A little known fact is that the Thames remains Britain’s second largest port—second only in terms of tonnage landed to the Humber. We often hear people talk about Dover and other ports, but the port of London is still a significant one—it has just moved east to Thurrock. Having paid tribute to the entirety of my community and how they have responded to the challenge of covid, it has to be said that the ships that arrive in Tilbury and London Gateway are the ones that have kept us fed during this past year. The ships have continued to be unloaded and our dock workers have continued to go to work, and this is something we often take for granted. People are looking forward to finally leaving the European Union, and although we have heard much prediction of chaos and difficulty, I can tell them that the ports in Thurrock are extremely well prepared. As I said, they built Tilbury2 in the past year, specifically with the purpose of being Brexit-ready. I can advise the House that we already have ships relocating their routes from Dover to Tilbury to take advantage of what is a changed economic situation for how our ports will work. I think Members will see the great pride I have in representing what is our maritime capital. This is an astonishingly competitive sector, one with which it is a pleasure to work. It is also a pleasure because the ports invest hugely in the local community and are massively committed to increasing skills and to making that big community contribution, so it is a great delight for me to continue to support them.

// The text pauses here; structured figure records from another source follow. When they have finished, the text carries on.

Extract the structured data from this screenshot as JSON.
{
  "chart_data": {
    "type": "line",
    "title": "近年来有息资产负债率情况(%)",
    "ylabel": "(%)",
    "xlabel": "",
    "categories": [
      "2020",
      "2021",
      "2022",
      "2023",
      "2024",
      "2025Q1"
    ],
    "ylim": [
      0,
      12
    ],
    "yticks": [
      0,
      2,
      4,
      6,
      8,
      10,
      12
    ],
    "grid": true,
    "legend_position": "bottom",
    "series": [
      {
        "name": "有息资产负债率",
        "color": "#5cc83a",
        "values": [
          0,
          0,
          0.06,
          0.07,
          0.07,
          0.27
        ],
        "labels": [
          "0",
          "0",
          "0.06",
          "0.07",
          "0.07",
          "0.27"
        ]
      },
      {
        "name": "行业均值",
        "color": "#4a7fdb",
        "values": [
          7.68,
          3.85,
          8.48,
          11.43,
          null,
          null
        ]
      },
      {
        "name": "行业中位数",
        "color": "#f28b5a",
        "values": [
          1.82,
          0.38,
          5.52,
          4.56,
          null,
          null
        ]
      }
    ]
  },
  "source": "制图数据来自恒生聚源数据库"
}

That takes us on to what our freeport bid would look like. As I said, we have the port of Tilbury, which is owned by Forth Ports, which is obviously Scottish—again, it is good for the Union that we have this partnership—and London Gateway, which is led by DP World. So this is a partnership born out of two competitors, and it is a staggering feat for them to be taking this forward.
We also have another great opportunity. As I mentioned, the Thames as a port has moved east, but there are jetties all the way into London, including one at Ford in Dagenham. We all recall that for many decades Dagenham was a vast site and a massive car manufacturer. In recent years, that manufacturing presence has declined, not least because our car habits have declined. When some of the car production was moved to more competitive locations in the world, the site moved to manufacturing just diesel engines. Of course, demand for that is now falling off. Obviously, we want to keep Ford’s presence here in the UK and for it to play a bigger part, particularly as we leave the European Union and look to new global relationships.
I am therefore very excited to advise the House that not only have the two ports of Tilbury and London Gateway come together to discuss that, but we are working with Ford to see how a partnership can be formed so that we can develop a new centre of excellence for electric and autonomous vehicles. That is the future. That is exactly the kind of post-Brexit opportunity we should take full advantage of.
I very much hope that the Government will give their full support to the Thames estuary freeport, not least because for decades, successive Governments tried to get the Thames estuary moving as an economic entity. That never quite worked because we in south Essex do not really like being told what to do by people from London. We like to control our own destiny and that is exactly what we have done. The Thames estuary is an idea whose time has come. Our freeport will be the catalyst to make that happen and I look forward to working with the Government to ensure that the Thames estuary freeport underlines Thurrock’s position as the port capital of the UK.